W czasie wyjaśniania sprawy okazało się, że zgodnie art. 25 pkt 1 pakietu inwestor zobowiązuje się do wypłaty 12 tys. zł każdemu zatrudnionemu w spółce. Jednocześnie strony uzgodniły, że kwota będzie płacona w transzach. Kiedy podpisywano porozumienie, związkowcy nie kwestionowali art. 25 pkt 2, zgodnie z którym w przypadku ustania stosunku pracy po dniu wypłaty pierwszej lub drugiej części świadczenia, pracownik traci prawo do pozostałych części. Dotyczy to sytuacji, gdy termin tych wypłat przypada po ustaniu stosunku pracy.
– To oznacza dyskryminację zwolnionych osób – przekonywał Daniel Paul, radca prawny reprezentujący byłych pracowników przed SN.
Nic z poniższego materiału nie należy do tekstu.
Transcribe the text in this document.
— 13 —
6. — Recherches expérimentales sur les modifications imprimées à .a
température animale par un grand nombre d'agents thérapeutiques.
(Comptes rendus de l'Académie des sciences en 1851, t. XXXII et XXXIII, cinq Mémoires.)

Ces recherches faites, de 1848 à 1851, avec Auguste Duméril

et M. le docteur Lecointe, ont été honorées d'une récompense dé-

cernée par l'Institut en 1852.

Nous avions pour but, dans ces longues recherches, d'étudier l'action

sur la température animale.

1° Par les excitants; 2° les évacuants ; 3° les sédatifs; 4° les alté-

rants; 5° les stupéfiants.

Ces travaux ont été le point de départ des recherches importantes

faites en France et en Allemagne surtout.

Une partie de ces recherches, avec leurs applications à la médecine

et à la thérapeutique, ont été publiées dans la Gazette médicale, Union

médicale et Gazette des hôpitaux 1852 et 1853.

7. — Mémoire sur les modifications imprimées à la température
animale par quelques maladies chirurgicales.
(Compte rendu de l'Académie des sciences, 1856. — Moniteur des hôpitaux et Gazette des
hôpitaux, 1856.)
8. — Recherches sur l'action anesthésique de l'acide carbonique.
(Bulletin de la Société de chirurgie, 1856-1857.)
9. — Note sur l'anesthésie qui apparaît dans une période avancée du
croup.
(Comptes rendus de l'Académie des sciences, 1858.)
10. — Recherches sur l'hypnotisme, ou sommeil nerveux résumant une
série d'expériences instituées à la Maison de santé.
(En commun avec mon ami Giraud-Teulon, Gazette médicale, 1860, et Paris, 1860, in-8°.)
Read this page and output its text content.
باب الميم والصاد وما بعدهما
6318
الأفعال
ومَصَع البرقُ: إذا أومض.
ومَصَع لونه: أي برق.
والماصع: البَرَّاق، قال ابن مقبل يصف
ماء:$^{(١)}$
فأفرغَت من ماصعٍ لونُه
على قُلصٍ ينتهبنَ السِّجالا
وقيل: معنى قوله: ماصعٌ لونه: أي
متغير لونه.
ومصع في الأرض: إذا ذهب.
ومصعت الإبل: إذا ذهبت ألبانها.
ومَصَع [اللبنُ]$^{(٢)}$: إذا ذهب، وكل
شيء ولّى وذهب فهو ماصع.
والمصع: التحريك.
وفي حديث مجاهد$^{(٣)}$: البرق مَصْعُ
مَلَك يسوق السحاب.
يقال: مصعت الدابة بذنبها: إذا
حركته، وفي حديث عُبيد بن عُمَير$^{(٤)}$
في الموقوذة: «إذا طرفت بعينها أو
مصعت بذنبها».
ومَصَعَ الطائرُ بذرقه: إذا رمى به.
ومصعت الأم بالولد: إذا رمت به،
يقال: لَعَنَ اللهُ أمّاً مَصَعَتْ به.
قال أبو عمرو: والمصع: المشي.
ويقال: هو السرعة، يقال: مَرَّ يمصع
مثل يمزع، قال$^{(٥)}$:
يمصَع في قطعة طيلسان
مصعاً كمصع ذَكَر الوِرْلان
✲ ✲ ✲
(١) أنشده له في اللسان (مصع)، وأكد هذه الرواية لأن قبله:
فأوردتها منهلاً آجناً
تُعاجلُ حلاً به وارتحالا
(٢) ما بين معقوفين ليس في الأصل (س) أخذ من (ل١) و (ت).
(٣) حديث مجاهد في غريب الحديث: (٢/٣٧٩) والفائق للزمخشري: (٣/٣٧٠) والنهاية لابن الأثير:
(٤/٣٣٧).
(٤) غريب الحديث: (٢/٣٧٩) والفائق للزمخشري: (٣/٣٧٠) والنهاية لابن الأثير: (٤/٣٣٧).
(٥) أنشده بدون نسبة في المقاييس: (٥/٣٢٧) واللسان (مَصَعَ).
W jego ocenie art. 9 par. 4 ustawy z 26 czerwca 1974 r. – Kodeks pracy (t.j. Dz.U. z 1998 r., nr 21, poz. 94 z późn. zm.) postanowienia układów zbiorowych pracy oraz innych porozumień naruszające zasadę równości nie są obowiązujące. Z takim stanowiskiem nie zgodzili się przedstawiciele spółki.
Taki pogląd podzielili sędziowie SN. W ich ocenie wypłata świadczenia prywatyzacyjnego może być uzależniona od pozostawania w stosunku pracy. Rozwiązanie to nie ma charakteru dyskryminacyjnego.
– To bardzo ważna uchwała dla firm, które nie będą musiały się obawiać dodatkowych wypłat dla byłych pracowników – ocenia Joanna Jasewicz, adwokat, pełnomocnik spółki w omawianej sprawie.
ORZECZNICTWO
Wyrok z 20 marca 2014 r., sygn. akt III PZP 1/14.